動画再生において、以前は歌ってみた等のユーザー生成コンテンツ(UGC)が加算対象でした。またストリーミングでは、かつてプチリリの歌詞表示回数から再生回数を推定し反映していたため、動画公開やサブスク解禁の前から接触指標群が加算されています。しかし、2019年3月のストリーミング指標で前年までの伸びはみられませんでした。これはサブスクサービスからの音源引き上げが影響しているものと推測しています。

一時的な引き上げには藤巻亮太さんの独立が背景にあるものと上記ブログエントリーにて結論づけました。その後レミオロメンの作品が(再度)サブスク解禁されましたが、しかし推測した背景が当たっていたとするならばレコード会社や前所属事務所側の歌手およびユーザーに対するフレンドリーではない姿勢を感じずにはいられません。無事解禁に至れたことで、「3月9日」は今後も毎年のようにチャートを賑わすでしょう。

 

 

KICK THE CAN CREWワーナーミュージック・ジャパン時代の作品がデジタルプラットフォームから引き上げられる理由は不明ながら、「クリスマス・イブRap」を残したのは季節を彩る曲がサブスク等で聴かれることで音楽チャートにも再登場することを見越したものと推測可能です(昨年のクリスマス曲のチャート動向は下記で解説しています)。

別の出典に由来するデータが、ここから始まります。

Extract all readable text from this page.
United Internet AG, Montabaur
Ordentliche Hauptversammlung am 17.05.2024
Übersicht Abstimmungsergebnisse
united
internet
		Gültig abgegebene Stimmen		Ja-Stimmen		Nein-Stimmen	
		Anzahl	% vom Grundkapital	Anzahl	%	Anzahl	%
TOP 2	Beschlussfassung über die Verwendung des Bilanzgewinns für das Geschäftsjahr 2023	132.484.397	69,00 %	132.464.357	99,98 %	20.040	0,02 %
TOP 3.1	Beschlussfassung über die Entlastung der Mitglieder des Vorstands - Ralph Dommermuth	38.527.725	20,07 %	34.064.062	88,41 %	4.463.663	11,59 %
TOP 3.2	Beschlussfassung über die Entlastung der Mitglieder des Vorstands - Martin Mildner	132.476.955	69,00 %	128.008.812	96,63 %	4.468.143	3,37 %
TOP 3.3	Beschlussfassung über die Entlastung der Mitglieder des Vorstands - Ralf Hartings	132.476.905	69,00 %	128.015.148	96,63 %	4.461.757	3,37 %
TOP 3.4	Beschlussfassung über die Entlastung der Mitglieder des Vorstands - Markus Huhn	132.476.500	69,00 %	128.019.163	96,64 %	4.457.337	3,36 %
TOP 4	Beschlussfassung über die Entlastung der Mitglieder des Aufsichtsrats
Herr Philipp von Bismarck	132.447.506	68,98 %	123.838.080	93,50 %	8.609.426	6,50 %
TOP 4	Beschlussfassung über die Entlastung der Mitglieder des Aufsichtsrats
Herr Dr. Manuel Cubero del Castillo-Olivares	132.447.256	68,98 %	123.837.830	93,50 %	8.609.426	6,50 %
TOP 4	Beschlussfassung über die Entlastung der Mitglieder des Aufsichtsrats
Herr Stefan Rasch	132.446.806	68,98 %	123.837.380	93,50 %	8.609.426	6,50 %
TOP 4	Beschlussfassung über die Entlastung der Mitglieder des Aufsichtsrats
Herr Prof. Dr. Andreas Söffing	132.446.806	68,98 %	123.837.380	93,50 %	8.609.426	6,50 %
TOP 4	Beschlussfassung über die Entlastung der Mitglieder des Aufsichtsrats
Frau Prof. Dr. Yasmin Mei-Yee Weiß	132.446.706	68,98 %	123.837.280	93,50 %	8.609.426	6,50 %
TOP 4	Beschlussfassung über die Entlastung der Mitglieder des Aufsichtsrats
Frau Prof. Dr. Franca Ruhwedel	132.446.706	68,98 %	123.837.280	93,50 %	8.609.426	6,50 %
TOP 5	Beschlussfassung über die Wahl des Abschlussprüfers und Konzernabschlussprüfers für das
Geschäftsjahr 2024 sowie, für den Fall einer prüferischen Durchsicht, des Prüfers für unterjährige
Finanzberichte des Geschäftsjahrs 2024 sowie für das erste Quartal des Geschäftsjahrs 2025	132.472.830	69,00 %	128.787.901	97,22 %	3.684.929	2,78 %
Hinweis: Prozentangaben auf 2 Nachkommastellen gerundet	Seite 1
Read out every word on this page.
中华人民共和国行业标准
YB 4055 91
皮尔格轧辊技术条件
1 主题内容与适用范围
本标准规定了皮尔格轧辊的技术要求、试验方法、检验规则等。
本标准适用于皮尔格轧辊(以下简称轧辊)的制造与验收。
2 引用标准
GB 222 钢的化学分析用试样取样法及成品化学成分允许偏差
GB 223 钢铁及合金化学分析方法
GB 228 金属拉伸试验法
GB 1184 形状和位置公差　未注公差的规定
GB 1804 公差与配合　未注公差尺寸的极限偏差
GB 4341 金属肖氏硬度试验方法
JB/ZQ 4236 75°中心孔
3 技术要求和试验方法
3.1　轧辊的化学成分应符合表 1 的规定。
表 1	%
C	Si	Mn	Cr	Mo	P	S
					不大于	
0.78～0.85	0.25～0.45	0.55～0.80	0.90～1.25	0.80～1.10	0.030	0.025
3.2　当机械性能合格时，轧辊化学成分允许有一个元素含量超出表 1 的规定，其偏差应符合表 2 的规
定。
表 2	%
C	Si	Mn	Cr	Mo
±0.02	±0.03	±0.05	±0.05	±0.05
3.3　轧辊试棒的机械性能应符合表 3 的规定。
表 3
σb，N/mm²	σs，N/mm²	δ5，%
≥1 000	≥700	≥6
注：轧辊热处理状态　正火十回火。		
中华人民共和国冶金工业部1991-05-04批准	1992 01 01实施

ゆえに、夏の終わりを歌う「イツナロウバ」が残ったのも納得はできます。

この2曲を残すことはレコード会社側の判断か、もしくは全曲削除の抵抗としてのKICK THE CAN CREW側の懇願なのかは解りませんが、いずれにせよ2曲以外の作品に即座にリーチできなくなることは悲しいことです。同種の事態が今後起きないことを強く願います。